In the above chart we have measured Camping World Holdings' prior ROCE against its prior performance, but the future is arguably more important. If you'd like to see what analysts are forecasting going forward, you should check out our free analyst report for Camping World Holdings .
What Does the ROCE Trend For Camping World Holdings Tell Us?
The returns on capital haven't changed much for Camping World Holdings in recent years. Over the past five years, ROCE has remained relatively flat at around 6.9% and the business has deployed 30% more capital into its operations. Given the company has increased the amount of capital employed, it appears the investments that have been made simply don't provide a high return on capital.

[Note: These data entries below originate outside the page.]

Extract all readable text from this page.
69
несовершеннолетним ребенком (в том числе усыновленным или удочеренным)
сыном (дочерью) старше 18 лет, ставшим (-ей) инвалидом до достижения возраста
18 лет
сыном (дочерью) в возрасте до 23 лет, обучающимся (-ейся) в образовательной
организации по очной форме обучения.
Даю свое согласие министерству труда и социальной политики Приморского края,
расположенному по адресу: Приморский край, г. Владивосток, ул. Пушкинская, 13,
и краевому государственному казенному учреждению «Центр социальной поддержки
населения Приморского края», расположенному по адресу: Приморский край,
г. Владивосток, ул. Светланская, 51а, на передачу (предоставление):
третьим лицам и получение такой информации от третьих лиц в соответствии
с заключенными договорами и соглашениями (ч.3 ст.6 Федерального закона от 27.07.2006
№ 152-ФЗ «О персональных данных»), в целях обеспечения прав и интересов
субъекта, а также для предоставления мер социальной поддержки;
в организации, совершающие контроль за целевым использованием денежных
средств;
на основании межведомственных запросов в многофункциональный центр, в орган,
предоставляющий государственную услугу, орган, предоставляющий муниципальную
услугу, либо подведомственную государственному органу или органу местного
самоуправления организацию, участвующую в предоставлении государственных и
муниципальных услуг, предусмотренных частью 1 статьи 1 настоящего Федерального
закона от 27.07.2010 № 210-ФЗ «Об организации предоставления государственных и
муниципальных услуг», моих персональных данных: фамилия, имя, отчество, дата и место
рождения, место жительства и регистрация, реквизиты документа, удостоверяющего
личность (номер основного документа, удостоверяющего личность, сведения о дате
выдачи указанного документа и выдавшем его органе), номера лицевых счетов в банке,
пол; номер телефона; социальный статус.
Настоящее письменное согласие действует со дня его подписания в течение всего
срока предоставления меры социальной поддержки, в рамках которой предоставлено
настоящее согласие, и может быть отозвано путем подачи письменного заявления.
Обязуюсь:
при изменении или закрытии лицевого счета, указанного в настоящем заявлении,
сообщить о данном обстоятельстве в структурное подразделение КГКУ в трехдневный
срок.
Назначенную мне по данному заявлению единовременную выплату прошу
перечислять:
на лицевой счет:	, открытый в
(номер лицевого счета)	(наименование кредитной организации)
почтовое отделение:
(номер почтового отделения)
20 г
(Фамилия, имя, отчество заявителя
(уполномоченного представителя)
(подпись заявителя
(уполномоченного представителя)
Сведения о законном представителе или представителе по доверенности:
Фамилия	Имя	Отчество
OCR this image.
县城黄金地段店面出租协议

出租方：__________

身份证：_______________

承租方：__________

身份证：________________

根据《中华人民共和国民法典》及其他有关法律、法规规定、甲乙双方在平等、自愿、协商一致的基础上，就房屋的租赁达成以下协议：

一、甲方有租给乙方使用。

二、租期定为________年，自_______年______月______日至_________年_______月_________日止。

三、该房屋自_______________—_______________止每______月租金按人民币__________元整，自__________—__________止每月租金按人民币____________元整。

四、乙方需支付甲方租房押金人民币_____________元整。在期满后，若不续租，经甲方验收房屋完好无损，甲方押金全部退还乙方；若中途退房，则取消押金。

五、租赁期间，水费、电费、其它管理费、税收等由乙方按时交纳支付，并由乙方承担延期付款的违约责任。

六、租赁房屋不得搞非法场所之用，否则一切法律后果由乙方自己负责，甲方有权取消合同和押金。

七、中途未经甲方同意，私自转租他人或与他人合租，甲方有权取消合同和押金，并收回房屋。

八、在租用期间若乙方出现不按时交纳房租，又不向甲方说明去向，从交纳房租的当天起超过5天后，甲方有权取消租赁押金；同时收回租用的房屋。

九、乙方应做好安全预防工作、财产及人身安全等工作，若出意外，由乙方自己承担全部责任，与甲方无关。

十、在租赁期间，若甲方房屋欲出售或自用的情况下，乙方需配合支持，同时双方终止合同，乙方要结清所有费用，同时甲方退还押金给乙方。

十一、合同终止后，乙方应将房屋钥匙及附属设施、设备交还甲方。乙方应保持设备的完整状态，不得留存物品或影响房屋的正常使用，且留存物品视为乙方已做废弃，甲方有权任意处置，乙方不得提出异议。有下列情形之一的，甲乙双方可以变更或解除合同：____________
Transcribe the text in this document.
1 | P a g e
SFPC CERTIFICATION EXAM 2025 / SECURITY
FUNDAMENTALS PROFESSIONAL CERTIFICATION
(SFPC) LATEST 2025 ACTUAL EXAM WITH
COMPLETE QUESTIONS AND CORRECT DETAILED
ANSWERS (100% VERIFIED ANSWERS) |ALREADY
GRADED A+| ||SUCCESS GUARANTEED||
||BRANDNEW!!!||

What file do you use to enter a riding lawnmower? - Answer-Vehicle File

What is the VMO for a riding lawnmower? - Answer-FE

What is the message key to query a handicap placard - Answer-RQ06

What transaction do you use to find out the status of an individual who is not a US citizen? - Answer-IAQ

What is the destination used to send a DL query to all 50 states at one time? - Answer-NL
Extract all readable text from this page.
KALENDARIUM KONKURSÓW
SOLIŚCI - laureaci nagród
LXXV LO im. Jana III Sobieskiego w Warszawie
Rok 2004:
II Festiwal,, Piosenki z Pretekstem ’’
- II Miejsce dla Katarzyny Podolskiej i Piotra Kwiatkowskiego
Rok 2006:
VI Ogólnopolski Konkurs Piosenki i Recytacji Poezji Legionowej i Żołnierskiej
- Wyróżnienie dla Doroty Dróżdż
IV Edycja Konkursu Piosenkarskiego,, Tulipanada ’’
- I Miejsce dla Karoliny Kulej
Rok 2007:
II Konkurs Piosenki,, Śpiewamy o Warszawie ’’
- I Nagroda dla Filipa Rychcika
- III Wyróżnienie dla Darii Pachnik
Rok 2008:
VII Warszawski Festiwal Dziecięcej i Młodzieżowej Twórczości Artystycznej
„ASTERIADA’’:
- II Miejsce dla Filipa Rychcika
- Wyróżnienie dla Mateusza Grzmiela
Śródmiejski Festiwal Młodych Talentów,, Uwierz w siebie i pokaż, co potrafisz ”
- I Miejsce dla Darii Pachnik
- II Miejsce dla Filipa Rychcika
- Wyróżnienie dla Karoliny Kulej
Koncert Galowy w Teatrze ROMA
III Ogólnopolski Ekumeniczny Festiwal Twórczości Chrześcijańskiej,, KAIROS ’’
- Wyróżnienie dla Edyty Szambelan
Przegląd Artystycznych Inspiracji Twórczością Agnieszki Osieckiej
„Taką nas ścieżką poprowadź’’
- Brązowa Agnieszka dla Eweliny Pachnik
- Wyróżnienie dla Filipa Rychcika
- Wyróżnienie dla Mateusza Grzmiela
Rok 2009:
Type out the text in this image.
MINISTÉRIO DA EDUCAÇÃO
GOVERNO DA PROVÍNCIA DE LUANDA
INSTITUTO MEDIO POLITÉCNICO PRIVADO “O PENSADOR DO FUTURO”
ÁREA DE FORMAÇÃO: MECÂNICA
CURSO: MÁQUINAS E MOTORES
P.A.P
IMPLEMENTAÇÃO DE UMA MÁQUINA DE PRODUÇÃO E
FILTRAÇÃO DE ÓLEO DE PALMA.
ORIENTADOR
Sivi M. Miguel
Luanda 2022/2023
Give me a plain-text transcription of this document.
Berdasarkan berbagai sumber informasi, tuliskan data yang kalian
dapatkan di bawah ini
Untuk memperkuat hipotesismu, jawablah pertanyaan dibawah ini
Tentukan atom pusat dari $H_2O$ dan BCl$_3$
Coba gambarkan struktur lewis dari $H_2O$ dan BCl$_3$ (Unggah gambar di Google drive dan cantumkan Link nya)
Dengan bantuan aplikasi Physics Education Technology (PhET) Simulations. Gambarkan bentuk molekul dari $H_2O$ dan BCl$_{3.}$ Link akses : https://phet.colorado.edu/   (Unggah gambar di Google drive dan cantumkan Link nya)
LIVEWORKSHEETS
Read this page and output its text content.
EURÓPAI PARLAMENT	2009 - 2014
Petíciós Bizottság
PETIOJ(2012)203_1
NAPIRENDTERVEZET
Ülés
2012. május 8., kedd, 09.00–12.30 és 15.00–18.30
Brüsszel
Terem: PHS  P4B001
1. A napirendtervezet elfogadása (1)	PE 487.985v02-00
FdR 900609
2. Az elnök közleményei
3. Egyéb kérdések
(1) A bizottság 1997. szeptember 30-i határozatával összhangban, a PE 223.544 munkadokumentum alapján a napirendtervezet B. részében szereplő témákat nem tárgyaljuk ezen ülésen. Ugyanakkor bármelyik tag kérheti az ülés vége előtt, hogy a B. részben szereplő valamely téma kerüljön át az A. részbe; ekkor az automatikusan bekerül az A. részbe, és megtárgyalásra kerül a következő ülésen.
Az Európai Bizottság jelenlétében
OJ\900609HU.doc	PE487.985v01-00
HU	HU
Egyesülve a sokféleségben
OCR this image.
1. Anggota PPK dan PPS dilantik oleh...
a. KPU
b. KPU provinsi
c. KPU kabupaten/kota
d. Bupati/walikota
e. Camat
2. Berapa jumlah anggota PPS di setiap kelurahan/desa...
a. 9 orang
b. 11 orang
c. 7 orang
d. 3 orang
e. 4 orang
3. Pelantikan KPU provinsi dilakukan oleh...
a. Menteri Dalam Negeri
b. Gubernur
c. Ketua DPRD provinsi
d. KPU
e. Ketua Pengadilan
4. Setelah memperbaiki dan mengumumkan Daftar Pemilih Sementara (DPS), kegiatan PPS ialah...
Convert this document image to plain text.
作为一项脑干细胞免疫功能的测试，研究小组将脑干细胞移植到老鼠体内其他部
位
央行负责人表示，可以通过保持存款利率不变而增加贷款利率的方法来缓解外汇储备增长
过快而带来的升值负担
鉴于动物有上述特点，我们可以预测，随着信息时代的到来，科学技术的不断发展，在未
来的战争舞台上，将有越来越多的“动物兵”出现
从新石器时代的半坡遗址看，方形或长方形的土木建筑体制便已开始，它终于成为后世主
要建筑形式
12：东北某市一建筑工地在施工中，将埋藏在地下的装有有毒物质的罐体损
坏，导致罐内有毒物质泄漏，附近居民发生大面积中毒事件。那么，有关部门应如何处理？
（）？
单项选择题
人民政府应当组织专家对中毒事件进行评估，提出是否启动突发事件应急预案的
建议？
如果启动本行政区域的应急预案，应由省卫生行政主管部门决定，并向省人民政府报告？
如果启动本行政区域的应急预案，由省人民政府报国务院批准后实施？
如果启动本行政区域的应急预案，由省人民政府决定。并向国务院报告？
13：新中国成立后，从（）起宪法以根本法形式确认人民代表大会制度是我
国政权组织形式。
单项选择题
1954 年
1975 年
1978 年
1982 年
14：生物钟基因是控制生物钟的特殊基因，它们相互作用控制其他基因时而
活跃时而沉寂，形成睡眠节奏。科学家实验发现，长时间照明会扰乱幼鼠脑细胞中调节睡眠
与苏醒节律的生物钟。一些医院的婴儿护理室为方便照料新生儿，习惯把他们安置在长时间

On a separate but related note, it's important to know that Camping World Holdings has a current liabilities to total assets ratio of 41%, which we'd consider pretty high. This effectively means that suppliers (or short-term creditors) are funding a large portion of the business, so just be aware that this can introduce some elements of risk. Ideally we'd like to see this reduce as that would mean fewer obligations bearing risks.
The Key Takeaway
As we've seen above, Camping World Holdings' returns on capital haven't increased but it is reinvesting in the business. Yet to long term shareholders the stock has gifted them an incredible 289% return in the last five years, so the market appears to be rosy about its future. However, unless these underlying trends turn more positive, we wouldn't get our hopes up too high.
On a final note, we found 3 warning signs for Camping World Holdings (2 are concerning) you should be aware of.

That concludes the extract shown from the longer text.